Eviews gives the same p-value.
I think there is no "problem" here as the asymptotic distribution is
highly asymmetric around zero including a band of positive ADF values
but with very small probability area (and it is an one-sided test).
Actually you need a test statistic of 2.8 ( urcpval(2.8, 0, 1, 3) ) to
reach an asymptotic p-value of exactly 1 according to the code (and the
response surface estimated by MacKinnon (1996)).

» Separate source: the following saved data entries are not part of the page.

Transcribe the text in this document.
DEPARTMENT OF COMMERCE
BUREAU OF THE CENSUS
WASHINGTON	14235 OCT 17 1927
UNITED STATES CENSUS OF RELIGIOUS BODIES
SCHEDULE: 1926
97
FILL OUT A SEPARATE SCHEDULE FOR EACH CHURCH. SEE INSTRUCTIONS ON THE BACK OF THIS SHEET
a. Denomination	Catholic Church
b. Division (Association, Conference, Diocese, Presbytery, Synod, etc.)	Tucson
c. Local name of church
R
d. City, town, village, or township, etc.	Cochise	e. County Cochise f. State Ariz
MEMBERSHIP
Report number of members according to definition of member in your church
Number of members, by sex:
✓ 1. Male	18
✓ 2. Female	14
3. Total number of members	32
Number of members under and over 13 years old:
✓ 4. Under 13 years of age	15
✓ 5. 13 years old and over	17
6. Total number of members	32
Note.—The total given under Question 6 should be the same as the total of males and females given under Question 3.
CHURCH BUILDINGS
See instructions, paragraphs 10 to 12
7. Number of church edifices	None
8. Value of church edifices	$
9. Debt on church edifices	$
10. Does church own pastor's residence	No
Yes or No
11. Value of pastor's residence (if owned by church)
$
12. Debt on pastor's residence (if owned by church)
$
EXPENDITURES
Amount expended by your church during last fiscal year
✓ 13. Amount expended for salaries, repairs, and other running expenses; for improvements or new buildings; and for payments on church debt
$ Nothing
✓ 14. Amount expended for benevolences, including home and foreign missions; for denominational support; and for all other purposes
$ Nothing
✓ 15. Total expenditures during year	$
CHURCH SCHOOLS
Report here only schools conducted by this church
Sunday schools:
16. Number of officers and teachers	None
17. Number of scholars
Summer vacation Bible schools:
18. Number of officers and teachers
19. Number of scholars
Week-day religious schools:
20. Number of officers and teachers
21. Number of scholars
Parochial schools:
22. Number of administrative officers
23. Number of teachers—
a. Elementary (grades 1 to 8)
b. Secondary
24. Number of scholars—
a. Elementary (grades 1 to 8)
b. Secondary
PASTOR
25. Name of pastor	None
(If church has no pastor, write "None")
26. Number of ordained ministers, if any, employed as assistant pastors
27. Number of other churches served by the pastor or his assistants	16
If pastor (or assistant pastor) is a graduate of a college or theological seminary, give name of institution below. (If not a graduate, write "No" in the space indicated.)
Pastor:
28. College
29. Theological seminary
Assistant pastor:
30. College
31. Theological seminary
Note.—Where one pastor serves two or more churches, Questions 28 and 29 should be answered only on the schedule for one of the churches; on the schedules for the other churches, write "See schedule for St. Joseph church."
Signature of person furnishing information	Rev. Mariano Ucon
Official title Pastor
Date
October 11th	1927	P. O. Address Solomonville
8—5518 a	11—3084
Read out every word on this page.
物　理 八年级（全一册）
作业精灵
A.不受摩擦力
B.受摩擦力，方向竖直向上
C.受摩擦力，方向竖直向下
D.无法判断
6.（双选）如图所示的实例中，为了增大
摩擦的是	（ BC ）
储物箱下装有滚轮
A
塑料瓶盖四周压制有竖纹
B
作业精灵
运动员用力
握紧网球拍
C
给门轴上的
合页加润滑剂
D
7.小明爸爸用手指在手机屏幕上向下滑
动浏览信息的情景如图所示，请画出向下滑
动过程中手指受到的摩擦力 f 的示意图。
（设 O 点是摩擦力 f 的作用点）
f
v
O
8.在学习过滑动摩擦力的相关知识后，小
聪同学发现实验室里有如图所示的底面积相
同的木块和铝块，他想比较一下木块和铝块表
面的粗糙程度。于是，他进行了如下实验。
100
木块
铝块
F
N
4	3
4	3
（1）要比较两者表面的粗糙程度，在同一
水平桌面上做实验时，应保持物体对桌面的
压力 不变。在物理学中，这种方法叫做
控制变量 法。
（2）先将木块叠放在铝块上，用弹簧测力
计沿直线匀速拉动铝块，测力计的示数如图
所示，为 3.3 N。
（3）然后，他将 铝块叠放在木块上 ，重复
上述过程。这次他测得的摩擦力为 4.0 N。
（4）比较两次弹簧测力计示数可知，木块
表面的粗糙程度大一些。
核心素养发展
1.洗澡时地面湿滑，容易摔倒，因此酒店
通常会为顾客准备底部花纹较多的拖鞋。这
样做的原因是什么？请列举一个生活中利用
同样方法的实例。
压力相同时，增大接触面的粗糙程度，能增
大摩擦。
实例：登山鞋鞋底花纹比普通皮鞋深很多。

P-value here (in the ADF test) is interpreted as the integral of the
distribution to the left of the ADF statistic. If you get an estimate of
ADF=0 the probability to the left is 99.62%, that is under the null
hypothesis you will observe an ADF statistic of 0 or smaller (<= than 0)
with 99.62 percent probability. Why should this be 1 or why should be 1
if the ADF statistic is positive?
The estimated parameter could be higher than one - although "slightly"
higher in relevant economic applications. For example you estimated
AR=1.00390523 so the asymptotic p-value is 0.99749368 or 99.74% (is
higher than 99.62 etc). Under the null that AR=1, the probability that
you will estimate (with constant trend etc that is with all
specification "correct") AR<=1.00390523 is 99.74%.
Now in the left tail assume that you get ADF=-3.5 so that eval
urcpval(-3.5, 0, 1, 3) gives 0.039304454 or under the null the
probability to "draw" an ADF less than or equal to -3.5 is "only" 3.93%.
At 5% (singificance) you reject the null etc.